What made Overlord fun is that the protagonist is a gamer nerd in the body of an evil mastermind who pretends to be a fantasy hero: this creates opportunities for comedy as the different levels of disguise make him interact with other people in entertaining ways. In The World’s Finest Assassin, the protagonist is a single-minded assassin in the body of a different single-minded assassin who runs a business for assassin purposes. This doesn’t lead anywhere or reward the viewer for keeping track of it because there is no conflict of interest: he’s single-mindedly pursuing plot points at every level.

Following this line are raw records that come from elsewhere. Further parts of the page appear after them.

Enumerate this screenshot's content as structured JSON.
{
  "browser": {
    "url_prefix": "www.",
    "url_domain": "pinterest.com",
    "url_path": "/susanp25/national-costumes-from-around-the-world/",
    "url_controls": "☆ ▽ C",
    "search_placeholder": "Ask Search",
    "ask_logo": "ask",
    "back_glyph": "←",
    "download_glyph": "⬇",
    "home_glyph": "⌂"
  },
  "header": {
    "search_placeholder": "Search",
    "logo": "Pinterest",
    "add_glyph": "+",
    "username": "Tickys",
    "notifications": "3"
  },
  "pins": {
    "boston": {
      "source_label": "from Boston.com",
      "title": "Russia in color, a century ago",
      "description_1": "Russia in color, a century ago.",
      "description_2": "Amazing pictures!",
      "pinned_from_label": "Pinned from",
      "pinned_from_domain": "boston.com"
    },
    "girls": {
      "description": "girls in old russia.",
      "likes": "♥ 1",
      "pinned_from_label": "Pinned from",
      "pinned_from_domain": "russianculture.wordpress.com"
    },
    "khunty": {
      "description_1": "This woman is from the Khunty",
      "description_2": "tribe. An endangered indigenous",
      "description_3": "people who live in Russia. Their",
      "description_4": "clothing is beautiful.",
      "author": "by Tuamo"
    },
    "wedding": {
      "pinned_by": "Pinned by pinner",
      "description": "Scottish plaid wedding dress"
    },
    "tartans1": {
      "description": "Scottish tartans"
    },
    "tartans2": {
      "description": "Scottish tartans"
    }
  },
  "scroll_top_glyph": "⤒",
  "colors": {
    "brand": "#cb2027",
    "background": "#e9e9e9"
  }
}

The pacing and structure are clumsy. The show will squander half an episode on a business deal that doesn’t really matter to the character or to the plot, cut to an equally irrelevant assassination side-mission, and end on the barest outline of romantic comedy. Why not tie some of those elements together? How about a plot-relevant mission that goes off the rails for romantic comedy reasons? A guard walks by, so he has to hide in a closet with his sexy sidekick: done. Maybe contrast his inner monologue with his outward reaction, too. It just sounds more satisfying that way.
Important plot points happen offscreen, which for me was the last straw. Ultimately, I couldn’t understand how the protagonist feels, so I didn’t care anymore. I wasn’t invested: by the end, I was pausing all the time, wondering why on earth they wrote a scene the way they did or if I might have forgotten or missed the part where they explained what was happening. You’ve got to ask more of a show’s writing than this.
A sort of companion piece to my broadly positive review of another seasonal harem isekai, namely The Fruit of Evolution. For an explanation of the context, see footnote 1 therein.